A leitura está de luto
Nelson Pretto – professor da Faculdade de Educação da UFBA. Email: nelson@pretto.pro.br
[artigo publico em A Tarde de 13/06/2015, pag. 02. Clique aqui para o o pdf]
A notícia correu veloz: a Jornada de Literatura de Passo Fundo foi cancelada.
A reação de escritores, professores, jovens e crianças, foi de indignação. É inacreditável que um evento da magnitude da Jornada seja cancelado, mesmo em tempo de crise. Nesses momentos, lamentavelmente, sempre quem mais sofre é a cultura, considerada um artigo supérfluo, um mero adorno.
Estive na última jornada, em uma atividade no palco principal, numa enorme tenda, com dezenas de milhares de pessoas, para debater a convergências das mídias. Foi uma maravilhosa conferência-festa! Tudo para celebrar a leitura.
Isso mesmo, a Jornada de Passo Fundo tem sido uma verdadeira celebração à leitura e, o melhor, sem preconceitos. Lá, obviamente, fala-se muito em livro, no seu tradicional suporte impresso. Mas muito mais do que isso, a programação sempre vai além, com atividades considerando outros suportes, como tablets e celulares, e o que mais me impressionou, compreendendo plenamente as novas linguagens contemporâneas, os códigos, oferecendo à meninada oficinas para programação de computador e robótica, numa verdadeira “Escola Hacker”.
Essa é a jornada que está sendo destruída. Mas não nos calamos, fizemos na internet um manifesto que você ainda pode assinar, chamando a atenção “para o descaso sofrido pelas Jornadas Literárias de Passo Fundo, na pessoa de sua criadora Tânia Rösing, que, após trinta de anos de luta pelo fortalecimento do livro e da leitura, por falta total de apoio e de sensibilidade do Ministério da Educação, do Ministério da Cultura, das secretarias estadual e municipal de cultura de sua região e de patrocinadores, teve que cancelar a edição deste ano”.
Continuamos, no manifesto, a indicar o significado deste evento-processo: “em mais de três décadas, as Jornadas firmaram-se como um dos mais importantes eventos do país de incentivo à leitura e à escrita, reunindo nomes consagrados e aproximando autores, artistas e intelectuais aos leitores para, juntos, debaterem as mais diversas temáticas relacionadas à literatura. O número de participantes em uma mesma edição chegou aos mais de 35 mil, e, no somatório das três décadas, superou 180 mil”.

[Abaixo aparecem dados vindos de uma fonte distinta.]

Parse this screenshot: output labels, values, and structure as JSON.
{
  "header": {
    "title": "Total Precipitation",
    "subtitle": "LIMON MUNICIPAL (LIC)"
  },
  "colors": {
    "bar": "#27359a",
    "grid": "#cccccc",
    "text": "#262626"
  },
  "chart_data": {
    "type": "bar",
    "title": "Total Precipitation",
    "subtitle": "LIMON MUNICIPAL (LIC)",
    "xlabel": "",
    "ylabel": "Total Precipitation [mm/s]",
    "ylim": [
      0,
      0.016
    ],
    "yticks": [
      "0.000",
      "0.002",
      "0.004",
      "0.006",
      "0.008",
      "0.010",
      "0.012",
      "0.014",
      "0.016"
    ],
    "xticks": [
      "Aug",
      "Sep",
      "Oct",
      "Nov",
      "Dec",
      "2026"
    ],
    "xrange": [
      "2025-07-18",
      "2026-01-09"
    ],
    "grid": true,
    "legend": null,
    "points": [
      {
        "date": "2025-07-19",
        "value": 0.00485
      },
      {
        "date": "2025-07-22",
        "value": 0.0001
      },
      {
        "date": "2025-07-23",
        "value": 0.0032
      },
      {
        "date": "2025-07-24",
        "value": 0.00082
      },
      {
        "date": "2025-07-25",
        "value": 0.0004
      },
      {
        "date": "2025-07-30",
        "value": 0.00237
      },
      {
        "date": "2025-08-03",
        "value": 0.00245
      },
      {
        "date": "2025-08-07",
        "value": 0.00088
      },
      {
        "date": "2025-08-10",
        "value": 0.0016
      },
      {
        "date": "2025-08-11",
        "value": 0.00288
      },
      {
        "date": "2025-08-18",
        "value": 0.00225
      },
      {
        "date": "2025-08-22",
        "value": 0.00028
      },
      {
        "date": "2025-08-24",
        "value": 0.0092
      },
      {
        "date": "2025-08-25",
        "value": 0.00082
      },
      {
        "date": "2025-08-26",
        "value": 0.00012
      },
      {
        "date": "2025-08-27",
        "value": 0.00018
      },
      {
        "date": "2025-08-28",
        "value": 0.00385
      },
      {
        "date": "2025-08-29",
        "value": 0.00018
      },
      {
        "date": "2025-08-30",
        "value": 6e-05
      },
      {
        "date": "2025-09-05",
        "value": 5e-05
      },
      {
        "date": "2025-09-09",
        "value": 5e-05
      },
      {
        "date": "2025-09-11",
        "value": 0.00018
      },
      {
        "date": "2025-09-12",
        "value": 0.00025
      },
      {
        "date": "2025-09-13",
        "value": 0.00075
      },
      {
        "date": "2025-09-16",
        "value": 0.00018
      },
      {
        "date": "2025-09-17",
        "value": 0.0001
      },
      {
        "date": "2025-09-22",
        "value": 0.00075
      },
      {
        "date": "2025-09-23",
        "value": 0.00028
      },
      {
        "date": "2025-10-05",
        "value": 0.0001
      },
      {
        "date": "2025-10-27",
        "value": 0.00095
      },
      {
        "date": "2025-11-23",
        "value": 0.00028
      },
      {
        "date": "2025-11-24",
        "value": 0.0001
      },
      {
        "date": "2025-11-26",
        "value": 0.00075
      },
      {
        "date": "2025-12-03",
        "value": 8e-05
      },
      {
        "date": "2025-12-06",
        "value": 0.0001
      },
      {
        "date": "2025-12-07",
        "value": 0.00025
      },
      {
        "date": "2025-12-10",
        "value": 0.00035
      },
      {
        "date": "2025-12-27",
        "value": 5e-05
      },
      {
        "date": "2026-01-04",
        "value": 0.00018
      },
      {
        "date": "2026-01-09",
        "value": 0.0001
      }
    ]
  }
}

A preparação das crianças e jovens acontece muito antes do evento propriamente dito, dentro das escolas públicas, onde professoras animadas leem com seus alunos os autores que estarão presentes na Jornada, em carne e osso. Vale lembrar de que a cidade de Passo Fundo tem o maior índice de leitura do país (6,5 livros/ano/habitante contra 1,2 do Brasil), fruto, seguramente, desse belo trabalho. O evento é, portanto, o ápice de um processo que envolve encontros com autores, professores e estudantes. Os alunos leem e discutem os livros e vão ao evento incentivados a dialogar com seus escritores preferidos.
É lamentável que um trabalho importante como esse seja cancelado. Como diz o escritor gaúcho Carpinejar, “o reitor José Carlos Carles de Souza será conhecido como o gestor que terminou com o sonho da Jornada Nacional de Literatura de Passo Fundo. Não é um bom epitáfio.”